How a multi-disciplinary team at University of Washington led by Aman Garg is engineering shape-transforming delivery systems for complex PCI
Coronary artery disease kills more people than any other condition – claiming one life every 34 seconds in the United States. Patients ineligible for bypass surgery lean on minimally invasive therapies such as the percutaneous coronary interventions which utilize catheters to deliver implant for treating the disease. But for optimal stent delivery, doctors need robust anatomical stability to provide pushability against plaque deposits. The inability of existing catheter solutions to provide the necessary support increase procedural complexity which could lead to over four billion USD in economic burden. With a growing incidences of arterial calcification, this engineering problem only grows more urgent as the population ages.

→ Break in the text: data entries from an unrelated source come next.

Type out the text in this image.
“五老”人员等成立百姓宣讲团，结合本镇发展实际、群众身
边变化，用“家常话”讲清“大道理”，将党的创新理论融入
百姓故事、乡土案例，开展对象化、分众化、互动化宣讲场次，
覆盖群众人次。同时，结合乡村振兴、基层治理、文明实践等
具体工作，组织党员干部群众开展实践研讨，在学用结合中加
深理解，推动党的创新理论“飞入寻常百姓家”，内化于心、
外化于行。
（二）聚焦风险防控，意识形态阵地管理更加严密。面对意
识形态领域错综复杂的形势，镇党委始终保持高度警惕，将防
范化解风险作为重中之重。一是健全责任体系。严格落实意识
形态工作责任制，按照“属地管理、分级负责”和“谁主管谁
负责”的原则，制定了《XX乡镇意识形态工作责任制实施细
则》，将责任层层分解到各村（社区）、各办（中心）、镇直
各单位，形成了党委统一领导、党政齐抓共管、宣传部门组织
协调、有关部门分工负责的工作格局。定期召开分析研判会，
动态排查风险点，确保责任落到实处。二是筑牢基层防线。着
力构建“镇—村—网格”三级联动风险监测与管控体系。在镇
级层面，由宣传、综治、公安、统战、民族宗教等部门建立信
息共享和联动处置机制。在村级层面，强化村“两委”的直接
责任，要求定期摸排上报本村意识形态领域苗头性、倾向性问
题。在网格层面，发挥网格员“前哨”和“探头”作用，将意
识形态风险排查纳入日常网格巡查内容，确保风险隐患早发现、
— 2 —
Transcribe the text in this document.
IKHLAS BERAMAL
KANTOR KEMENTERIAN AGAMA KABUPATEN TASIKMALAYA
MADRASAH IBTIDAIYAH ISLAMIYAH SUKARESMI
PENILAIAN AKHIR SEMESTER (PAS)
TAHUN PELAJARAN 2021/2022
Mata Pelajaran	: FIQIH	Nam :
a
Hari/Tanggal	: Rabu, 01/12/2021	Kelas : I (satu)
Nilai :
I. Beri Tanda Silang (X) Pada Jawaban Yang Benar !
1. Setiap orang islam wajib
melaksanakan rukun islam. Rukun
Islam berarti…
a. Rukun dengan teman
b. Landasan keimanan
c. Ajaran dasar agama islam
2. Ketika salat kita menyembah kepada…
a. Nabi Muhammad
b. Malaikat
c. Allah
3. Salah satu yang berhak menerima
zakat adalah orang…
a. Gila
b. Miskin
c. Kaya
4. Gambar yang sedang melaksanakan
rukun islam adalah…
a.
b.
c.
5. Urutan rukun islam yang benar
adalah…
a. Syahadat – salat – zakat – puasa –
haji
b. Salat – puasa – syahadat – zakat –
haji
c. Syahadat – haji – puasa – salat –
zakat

At the University of Washington, Aman Garg (Research Engineer/Scientist IV) leads a research program that tackles this problem with metamaterials, architectures where geometry, not just bulk composition, governs behavior. The team is developing catheter segments that change mechanical state inside the body to provide local, on-demand control of catheter tip and then return to a low-profile baseline for safe advancement or withdrawal. The technology holds potential to provide higher stability for stent delivery which can lower the operational complexity and reduce patient complications. This early stage research is now advancing through preclinical studies.
WHY “SHAPE-TRANSFORMING” MATTERS
In concept, a shape-transforming catheter can behave like two devices in one. In its baseline state, a shaft tracks smoothly and resists catching on delicate tissue. When needed, a specific segment stiffens or biases curvature, or a distal region dilates to anchor and stabilize, local and predictable changes that help the tip follow the intended path and maintain position. Released from its alternate state, the device returns to baseline behavior.
BIO-INSPIRED TECHNOLOGY APPLIED AT CLINICAL SCALE
Garg’s team draws from soft robotics, where geometry and layered structures deliver complex motion without power-hungry actuation. For readers who want the technical grounding, related research on shape-transforming structures and multi-state mechanisms appears in Advanced Intelligent Systems and Science Robotics. Complementary mechanisms for tight, constrained environments are discussed in IEEE Xplore. The common thread is precise, reversible changes in structure that can unlock new degrees of freedom, useful when extra control is needed only for a moment, then not at all.
VALIDATION THROUGH MULTI-STAGE TRANSLATIONAL RESEARCH
The program is strictly research-stage and building evidence step by step:
- Bench: push and track forces across representative paths, with attention to peak and average force, capture points, and how profiles change when segments switch state.
- Explant: in explant porcine hearts, the team evaluates stability through tight turns and calcified analogs, scoring path bias, success rates, and qualitative operator effort.
- In vivo (scheduled this quarter): an in-vivo swine study will observe coronary stability under physiological conditions, with endpoints that include device stability and tissue-interaction assessment through histology.
No clinical efficacy claims are made. The question is more modest and more fundamental: can local, reversible shape change reduce the day-to-day trade-off between “more support” and “more trauma” that interventionalists manage?
WHO BENEFITS IF THE APPROACH HOLDS UP
For frail or bypass-ineligible patients, even a small increment of controllability can expand what is possible. A delivery system that provides precise, momentary stability, or a small bias in curvature at the right point, could help physicians cross without switching to globally stiffer hardware. If that reduces exchanges and manipulation, it may shorten procedures and reduce opportunities for harm. The potential patient impact is intuitive; more anatomies become percutaneously treatable.
THE PEOPLE AND PRINCIPLES BEHIND THE WORK
Garg leads a multi-disciplinary team of clinicians, scientists, and engineers. The research is supported by NIH, NSF, the Washington Research Foundation, and the University of Washington. His path into this field informs the engineering choices; he previously developed automotive suspension systems, where simple and predictable mechanisms beat clever complexity, and contributed to medical devices for low-resource hospitals in suburban India, where every added part is a liability. Those experiences bias the group toward robust designs that are easy to learn and practical in real labs and cath labs.
WHAT COMES NEXT
The team’s immediate agenda includes completing live animal studies, optimizing metamaterial cell geometry in shape-transforming segments, fine-tuning transitions to feel seamless in operators’ hands, and mapping the boundaries of safe deployment. If the data validates that promise, the implications reach well beyond PCI. Devices that embed mechanical intelligence directly into their structure could define a new generation of adaptive catheters – devices that reconfigure themselves inside the body and, by doing so, expand the scope of interventional medicine to deliver better patient outcomes.